Choosing whether a hard money or soft money loan is better for you depends on your specific situation and investment strategy. Look below and discover the similarities, differences, and a few examples of when and where you may want to choose one over the other.

What are the differences between hard money and soft money?

One major difference between these two loans is that soft money is better suited for long-term investments whereas hard money typically fund short-term investments. But to truly understand the differences we need to start by defining each individually.

Hard money loans are commercial loans issued by lending institutions called hard money lenders. These lenders structure loans based on the ARV (after repair value) of a subject property and less on the credit score or financial strength of the borrower.

Soft money loans are issued by commercial banks and structured on 2 main things: a borrower’s credit score and their ability to make monthly payments based on income.

Use this chart to understand the key differences between hard and soft money, so you can choose the right loan for your needs.

 

Hard Money Soft Money
Funding for short-term investments Funding for long-term investments
Funding for properties in poor condition Funding for properties in good condition
Closings as quick as 2 business days Closings as quick as 30 business days
Higher interest rates Lower interest rates
Non-owner occupied properties Can be owner-occupied
More flexibility in structuring loans Strict standardized loan structures
Less government regulation More government regulation
Less paperwork required for closing More paperwork and procedures prior to closing

 

How are they similar?

Hard and soft money loans are both issued by certified lending institutions and can be used by investors to purchase and renovate properties. There’s an abundance of both hard and soft money lenders in the U.S. making it easy for investors to find a lender that fits their needs.

Here are 5 things both hard money and soft money have in common:

  • Both are used to purchase real estate
  • Both can be used to purchase an investment property
  • Hard money and soft money lenders both consider borrower history
  • Likely require a down payment or collateral
  • Both have monthly interest payments throughout the loan term

When would you use hard vs. soft money?

If you’re planning on purchasing a distressed property to renovate and sell for a profit you should use hard money. These types of projects called “fix and flips” are the most common type of investment project funded by hard money lenders. Investors are usually in and out of a fix and flip project in 12 months or less, which fits the short-term nature of hard money loans.

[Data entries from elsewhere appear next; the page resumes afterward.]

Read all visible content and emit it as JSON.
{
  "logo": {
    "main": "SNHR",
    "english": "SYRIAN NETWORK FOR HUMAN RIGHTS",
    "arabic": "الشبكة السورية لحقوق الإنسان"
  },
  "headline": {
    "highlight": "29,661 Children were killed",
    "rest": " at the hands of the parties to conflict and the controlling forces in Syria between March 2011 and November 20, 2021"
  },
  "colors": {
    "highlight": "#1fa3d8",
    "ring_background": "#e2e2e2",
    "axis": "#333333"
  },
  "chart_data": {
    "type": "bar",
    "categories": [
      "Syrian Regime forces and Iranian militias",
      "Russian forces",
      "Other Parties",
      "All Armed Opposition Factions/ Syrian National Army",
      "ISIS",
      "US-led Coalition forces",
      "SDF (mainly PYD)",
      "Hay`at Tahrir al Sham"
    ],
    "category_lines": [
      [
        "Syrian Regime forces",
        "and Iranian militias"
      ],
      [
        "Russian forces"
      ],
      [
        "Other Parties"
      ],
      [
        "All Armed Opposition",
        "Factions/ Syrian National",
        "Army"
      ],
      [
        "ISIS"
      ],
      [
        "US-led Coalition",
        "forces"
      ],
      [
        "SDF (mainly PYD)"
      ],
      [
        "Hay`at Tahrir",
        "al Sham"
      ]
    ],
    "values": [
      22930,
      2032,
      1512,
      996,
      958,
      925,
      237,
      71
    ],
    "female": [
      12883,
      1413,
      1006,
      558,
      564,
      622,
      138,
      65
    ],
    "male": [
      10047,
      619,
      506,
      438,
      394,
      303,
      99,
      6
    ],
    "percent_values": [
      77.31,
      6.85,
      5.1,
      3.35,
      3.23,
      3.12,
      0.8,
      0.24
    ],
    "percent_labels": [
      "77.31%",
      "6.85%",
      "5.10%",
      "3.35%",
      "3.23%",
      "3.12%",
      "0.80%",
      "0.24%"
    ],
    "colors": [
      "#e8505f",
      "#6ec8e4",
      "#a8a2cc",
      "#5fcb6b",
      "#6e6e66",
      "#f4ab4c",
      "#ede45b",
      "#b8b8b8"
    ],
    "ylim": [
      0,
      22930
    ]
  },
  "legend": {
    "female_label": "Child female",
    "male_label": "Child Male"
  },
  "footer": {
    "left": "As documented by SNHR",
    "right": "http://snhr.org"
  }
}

If you’re looking to purchase a long-term investment like a buy and hold, you should consider a soft money loan. In a buy and hold scenario, an investor will purchase a property, make minimal or cosmetic repairs, and rent it out for a long time regardless of any fluctuations in the market. Because soft money lenders can issue lower interest rates, you’ll be paying less over a long period of time.

Investors looking to acquire a new property, but do not need funding for any renovations or repairs could seek funding through both hard or soft money. The decision on which to choose is based on the condition of the property. If the property needs a lot of work you’re more likely to be approved for a hard money loan.  If the property is in good condition or meets the desired quality conditions of a soft money lender, you can also use a soft money loan to fund the acquisition.